Press Release - 05-02-2019
FOR IMMEDIATE RELEASE:
Thursday, May 2, 2019
GTSC, DMV TO FOCUS CAMPAIGN ON REDUCING MOTORCYCLE CRASHES
Safety Effort Aimed at Regions with High Incidence of Crashes with Cars
Kickoff Event is Part of Motorcycle Safety Awareness Month
The Governor’s Traffic Safety Committee (GTSC) and the New York State Department of Motor Vehicles (DMV) joined together Thursday with law enforcement and a motorcycle crash survivor to announce a focused campaign to reduce crashes between motorcycles and cars. The announcement at the Cradle of Aviation Museum on Long Island came at the start of Motorcycle Safety Awareness Month.
Queens County, Monroe County and Erie County have been identified as “hot spots” for motorcycle crashes involving a motorcycle and another passenger vehicle. To raise awareness in those areas, GTSC will target a motorcycle safety awareness message to people living in those communities. Banner advertisements will appear from now through August as audiences in those areas browse the web.
GTSC is also promoting motorcycle awareness at 157 fuel filling stations throughout New York City and Long Island. These motorcycle awareness messages are affixed to fuel pump toppers and nozzle handles throughout the riding season. Those signs went up last month and will remain visible through October.
“As the weather warms, many motorcyclists look forward to getting back out to ride on New York’s many scenic roads,” said Acting DMV Commissioner and Acting GTSC Chair Mark J.F. Schroeder. “This campaign is designed to raise awareness in order to reduce crashes and make our roads safe for all users. We urge drivers to stay alert and watch for motorcycles.”

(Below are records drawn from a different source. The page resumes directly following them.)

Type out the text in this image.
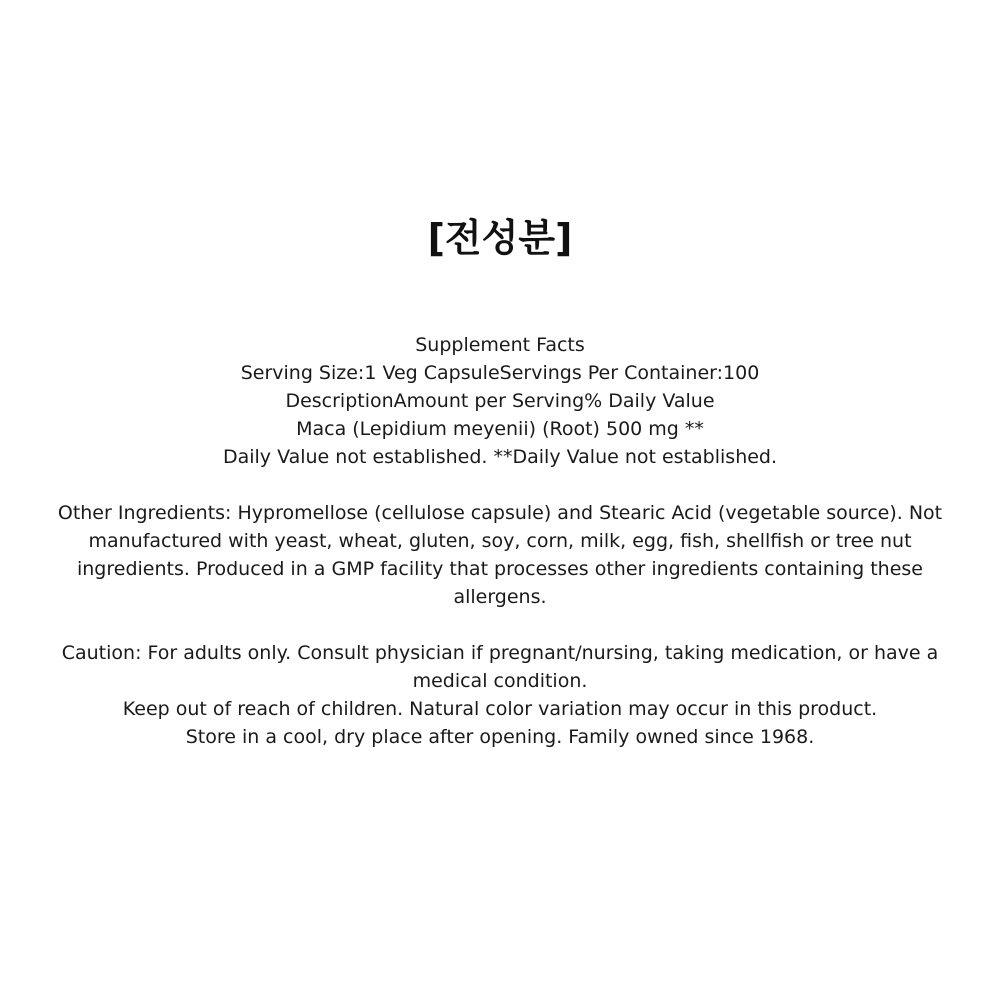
[전성분]
Supplement Facts
Serving Size:1 Veg CapsuleServings Per Container:100
DescriptionAmount per Serving% Daily Value
Maca (Lepidium meyenii) (Root) 500 mg **
Daily Value not established. **Daily Value not established.

Other Ingredients: Hypromellose (cellulose capsule) and Stearic Acid (vegetable source). Not manufactured with yeast, wheat, gluten, soy, corn, milk, egg, fish, shellfish or tree nut ingredients. Produced in a GMP facility that processes other ingredients containing these allergens.

Caution: For adults only. Consult physician if pregnant/nursing, taking medication, or have a medical condition.

Keep out of reach of children. Natural color variation may occur in this product.
Store in a cool, dry place after opening. Family owned since 1968.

In 2016, a multi-agency Motorcycle Safety Workgroup was established in response to static trends in motorcycle crashes and fatalities. This workgroup has been meeting monthly to review data, identify trends, explore best practices and develop potential new countermeasures.
There are now almost 775,000 licensed motorcyclists in New York State.
During the press event, several speakers discussed how important it is for drivers to watch for motorcycles.
Motorcycle crash survivor Sandy LaPlante lost her leg in a 2014 crash in Coeymans when she was struck by a drunk driver who crossed a double-yellow line and hit her head-on while she was riding as a passenger on a motorcycle.
“He got 2 1/3 to 7 years and I got the life sentence,” she said.
Lt. Michael Franco of the Nassau County Police Department said motorcyclists enjoy the freedom of not being enclosed in a car but that also makes them vulnerable.
“The lack of vehicle size or visibility becomes a significant issue for motorcyclists. Simply put, it’s sometimes difficult to see a motorcycle,” he said. “If we all just slow down, concentrate on just driving and are courteous to our fellow motorists either in cars or motorcycles, we’ll become more aware and our roadways in the upcoming warmer months would be much safer.”